La sensatez de Angels Barceló en la SER, en mitad del ruido mediático que nos impide escuchar la campaña electoral: con la democracia

En medio del ruido que los medios de comunicación amplifican hasta el punto de no poder oir la campaña electoral (mi derecho inalienable en democracia), encuentro una voz sensata que escuchar: la de Angels Barceló en la Cadena Ser. Reproduzco su comentario en la web de esa radio respecto al denominado "Movimiento 15-M":

RENUNCIEMOS A LA TENTACIÓN

La indignación de una buena parte de la sociedad española se ha hecho visible a muy pocos días de las elecciones. El domingo se vota y la semana previa va a estar marcada por este movimiento que cuestiona el sistema político español y que busca otras salidas con mayor participación ciudadana.

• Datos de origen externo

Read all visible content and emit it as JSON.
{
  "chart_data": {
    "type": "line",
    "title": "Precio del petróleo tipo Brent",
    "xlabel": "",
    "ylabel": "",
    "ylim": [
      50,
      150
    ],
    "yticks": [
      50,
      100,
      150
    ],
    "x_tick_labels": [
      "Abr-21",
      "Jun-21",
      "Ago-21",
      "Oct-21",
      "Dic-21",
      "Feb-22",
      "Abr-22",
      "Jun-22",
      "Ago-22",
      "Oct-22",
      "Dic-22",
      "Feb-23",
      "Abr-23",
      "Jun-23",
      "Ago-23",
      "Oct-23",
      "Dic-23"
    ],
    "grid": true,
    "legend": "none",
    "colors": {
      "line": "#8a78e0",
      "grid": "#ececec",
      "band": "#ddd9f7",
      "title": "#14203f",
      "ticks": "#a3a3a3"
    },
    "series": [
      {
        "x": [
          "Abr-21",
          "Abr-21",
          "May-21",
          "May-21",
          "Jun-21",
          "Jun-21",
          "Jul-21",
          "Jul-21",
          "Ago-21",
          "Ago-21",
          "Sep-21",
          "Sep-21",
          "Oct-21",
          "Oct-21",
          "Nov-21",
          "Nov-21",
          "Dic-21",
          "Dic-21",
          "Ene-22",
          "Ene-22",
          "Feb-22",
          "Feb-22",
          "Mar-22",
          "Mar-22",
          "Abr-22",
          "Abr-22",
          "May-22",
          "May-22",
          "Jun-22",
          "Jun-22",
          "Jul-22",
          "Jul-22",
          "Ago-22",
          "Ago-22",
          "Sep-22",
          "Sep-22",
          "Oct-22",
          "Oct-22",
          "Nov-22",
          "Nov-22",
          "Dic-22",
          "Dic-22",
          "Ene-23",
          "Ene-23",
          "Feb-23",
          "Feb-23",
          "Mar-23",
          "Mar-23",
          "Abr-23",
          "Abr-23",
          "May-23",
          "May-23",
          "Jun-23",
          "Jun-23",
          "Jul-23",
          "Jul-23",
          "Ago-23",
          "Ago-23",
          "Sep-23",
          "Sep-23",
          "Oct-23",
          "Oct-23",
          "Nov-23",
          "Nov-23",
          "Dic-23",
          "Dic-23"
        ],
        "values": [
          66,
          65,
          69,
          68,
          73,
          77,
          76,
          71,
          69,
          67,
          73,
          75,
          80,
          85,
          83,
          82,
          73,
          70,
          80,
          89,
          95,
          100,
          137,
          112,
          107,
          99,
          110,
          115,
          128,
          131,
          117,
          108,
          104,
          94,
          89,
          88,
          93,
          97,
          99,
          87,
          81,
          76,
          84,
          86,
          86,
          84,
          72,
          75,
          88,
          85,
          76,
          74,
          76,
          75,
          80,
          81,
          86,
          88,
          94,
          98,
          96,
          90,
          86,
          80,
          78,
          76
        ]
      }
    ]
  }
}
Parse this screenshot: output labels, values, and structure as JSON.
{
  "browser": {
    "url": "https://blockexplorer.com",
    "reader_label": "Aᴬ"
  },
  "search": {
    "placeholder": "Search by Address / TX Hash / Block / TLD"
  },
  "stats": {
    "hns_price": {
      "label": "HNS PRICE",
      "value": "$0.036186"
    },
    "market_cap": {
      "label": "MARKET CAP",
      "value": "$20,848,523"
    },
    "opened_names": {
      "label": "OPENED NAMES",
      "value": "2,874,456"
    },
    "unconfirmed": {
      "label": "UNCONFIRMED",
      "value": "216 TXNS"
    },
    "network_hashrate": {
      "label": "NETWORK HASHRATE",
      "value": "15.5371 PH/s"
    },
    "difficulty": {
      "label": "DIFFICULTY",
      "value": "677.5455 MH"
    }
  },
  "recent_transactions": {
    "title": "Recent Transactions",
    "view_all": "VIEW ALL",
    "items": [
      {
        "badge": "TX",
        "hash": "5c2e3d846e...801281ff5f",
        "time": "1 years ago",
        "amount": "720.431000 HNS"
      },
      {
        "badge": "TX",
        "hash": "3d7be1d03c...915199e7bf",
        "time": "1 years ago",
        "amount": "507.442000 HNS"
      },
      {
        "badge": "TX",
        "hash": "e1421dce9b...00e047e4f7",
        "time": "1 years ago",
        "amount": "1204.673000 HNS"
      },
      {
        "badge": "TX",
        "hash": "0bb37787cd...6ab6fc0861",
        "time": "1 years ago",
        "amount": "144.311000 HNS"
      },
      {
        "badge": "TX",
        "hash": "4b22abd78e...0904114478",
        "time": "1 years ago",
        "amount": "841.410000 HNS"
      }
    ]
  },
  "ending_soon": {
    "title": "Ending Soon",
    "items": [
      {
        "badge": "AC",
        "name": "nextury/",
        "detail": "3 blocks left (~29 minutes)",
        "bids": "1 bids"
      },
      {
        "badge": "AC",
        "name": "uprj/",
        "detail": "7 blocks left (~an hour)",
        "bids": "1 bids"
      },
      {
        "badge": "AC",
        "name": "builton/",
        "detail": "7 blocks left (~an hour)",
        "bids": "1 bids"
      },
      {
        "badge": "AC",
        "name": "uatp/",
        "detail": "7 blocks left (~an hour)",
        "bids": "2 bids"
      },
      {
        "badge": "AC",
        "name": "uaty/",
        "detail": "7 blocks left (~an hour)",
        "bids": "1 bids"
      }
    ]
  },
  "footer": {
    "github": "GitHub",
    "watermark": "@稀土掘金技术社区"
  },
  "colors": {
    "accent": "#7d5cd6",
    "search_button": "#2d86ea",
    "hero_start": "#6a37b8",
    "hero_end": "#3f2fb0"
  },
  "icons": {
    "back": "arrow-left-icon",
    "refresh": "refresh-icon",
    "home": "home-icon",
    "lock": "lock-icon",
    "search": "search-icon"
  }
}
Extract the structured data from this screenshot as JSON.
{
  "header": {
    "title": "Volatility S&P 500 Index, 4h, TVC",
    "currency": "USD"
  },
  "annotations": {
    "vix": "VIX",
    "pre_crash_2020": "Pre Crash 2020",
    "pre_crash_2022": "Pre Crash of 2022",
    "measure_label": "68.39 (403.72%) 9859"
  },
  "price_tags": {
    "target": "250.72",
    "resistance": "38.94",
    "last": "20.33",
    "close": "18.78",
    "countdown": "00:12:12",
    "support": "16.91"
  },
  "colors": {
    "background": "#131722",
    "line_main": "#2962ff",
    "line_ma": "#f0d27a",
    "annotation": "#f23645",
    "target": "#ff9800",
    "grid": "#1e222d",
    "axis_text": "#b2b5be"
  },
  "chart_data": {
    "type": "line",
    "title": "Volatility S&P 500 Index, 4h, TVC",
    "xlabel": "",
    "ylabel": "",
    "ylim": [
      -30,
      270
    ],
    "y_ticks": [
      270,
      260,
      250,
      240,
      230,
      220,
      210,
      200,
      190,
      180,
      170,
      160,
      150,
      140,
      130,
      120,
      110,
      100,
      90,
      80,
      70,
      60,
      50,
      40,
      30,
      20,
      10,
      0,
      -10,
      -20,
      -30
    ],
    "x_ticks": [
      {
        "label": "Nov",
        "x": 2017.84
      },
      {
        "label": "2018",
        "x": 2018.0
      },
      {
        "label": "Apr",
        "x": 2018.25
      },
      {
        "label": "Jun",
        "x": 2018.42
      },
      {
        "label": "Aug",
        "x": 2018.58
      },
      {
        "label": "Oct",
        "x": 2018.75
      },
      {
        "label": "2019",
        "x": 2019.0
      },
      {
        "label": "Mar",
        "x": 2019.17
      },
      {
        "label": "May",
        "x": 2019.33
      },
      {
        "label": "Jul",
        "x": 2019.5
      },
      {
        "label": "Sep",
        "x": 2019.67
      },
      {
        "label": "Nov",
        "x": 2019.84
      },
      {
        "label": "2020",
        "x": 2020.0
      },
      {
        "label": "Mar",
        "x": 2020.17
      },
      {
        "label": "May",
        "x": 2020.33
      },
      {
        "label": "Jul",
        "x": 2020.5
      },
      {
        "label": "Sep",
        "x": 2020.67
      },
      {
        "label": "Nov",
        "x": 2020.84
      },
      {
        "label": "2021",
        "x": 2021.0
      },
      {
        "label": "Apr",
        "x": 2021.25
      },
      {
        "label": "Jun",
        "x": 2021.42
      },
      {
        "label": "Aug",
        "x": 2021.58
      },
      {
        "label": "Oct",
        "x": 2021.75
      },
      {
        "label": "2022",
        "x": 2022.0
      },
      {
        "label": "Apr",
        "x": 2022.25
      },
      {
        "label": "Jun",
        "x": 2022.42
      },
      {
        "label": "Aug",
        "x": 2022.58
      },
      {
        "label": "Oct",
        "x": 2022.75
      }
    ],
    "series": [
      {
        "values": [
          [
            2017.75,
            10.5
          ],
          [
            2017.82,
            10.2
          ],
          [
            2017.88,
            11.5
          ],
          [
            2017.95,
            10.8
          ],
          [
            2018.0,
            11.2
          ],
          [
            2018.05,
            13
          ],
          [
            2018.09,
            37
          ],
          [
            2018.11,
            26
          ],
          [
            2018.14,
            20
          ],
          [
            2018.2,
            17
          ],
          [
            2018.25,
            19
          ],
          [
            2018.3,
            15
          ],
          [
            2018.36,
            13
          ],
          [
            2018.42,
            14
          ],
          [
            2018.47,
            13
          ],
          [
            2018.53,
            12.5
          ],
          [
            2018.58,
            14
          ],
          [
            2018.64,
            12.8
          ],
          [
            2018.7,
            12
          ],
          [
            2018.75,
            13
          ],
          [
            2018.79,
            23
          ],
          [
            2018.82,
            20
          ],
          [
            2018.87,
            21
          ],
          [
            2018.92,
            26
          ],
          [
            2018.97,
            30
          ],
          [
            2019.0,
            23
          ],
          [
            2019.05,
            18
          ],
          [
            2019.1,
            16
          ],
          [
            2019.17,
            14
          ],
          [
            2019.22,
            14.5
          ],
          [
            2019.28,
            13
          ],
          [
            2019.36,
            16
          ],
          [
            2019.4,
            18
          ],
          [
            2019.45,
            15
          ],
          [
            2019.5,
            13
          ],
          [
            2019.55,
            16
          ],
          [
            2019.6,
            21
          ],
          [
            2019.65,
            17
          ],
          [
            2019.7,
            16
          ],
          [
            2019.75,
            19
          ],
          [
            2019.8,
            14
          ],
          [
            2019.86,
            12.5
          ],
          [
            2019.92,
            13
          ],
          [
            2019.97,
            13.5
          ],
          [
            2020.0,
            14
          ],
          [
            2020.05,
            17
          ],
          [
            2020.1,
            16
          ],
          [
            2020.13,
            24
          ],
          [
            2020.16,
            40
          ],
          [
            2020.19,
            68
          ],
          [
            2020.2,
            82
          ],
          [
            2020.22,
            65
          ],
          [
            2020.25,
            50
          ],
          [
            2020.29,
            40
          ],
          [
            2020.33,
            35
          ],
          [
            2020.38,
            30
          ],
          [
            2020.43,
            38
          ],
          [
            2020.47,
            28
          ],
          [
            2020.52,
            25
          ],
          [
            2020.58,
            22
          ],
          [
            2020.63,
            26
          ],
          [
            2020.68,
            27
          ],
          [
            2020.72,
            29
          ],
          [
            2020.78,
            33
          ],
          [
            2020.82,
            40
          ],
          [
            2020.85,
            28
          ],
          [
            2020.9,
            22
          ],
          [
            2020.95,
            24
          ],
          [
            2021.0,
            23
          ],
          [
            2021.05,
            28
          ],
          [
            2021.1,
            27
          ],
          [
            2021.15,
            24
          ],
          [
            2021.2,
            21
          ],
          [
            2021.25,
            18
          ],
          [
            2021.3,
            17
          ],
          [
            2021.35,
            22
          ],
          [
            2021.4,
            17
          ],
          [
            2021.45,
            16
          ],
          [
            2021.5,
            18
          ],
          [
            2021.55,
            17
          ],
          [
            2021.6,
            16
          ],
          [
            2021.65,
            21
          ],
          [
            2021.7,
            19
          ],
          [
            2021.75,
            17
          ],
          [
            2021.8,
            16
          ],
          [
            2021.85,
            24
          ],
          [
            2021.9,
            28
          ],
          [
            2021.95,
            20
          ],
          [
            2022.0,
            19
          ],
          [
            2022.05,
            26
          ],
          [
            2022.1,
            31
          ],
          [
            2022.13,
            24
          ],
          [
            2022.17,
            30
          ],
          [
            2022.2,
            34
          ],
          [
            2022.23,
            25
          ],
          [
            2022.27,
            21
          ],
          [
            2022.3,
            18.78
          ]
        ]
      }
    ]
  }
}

Se cuestiona el actual sistema democrático, con todos los peligros que esto conlleva, porque, afortunadamente, en este país, tras décadas de dictadura, la democracia nos garantiza precisamente eso, la participación ciudadana. Cada cuatro años podemos revalidar o echar a quienes nos gobiernan. Se puede cuestionar su liderazgo, su manera de gestionar, podemos indignarnos, como hacemos, por cómo nos han dejado en esta crisis, podemos protestar por ello, en las calles, en la red, en los medios, pero es muy peligroso cuestionar el valor de los votos y de la soberanía popular.

Y lo es porque situarse al margen del parlamentarismo puede llevarnos a terrenos que en este país ya se han vivido de manera trágica. Si los mayores que participan en estas movilizaciones son justos, al mirar atrás verán el cambio profundo en este país. Y esto es gracias a la gestión de unos políticos que cambiaron el gris por el color. Si los de ahora no nos gustan, si pensamos que han perdido su ideología, que han sacrificado sus principios y nuestro estado del bienestar debemos decirlo, que sepan que les estamos vigilando, que vamos a criticarles, a pedirles explicaciones. Pero renunciemos a la tentación de cuestionar la democracia.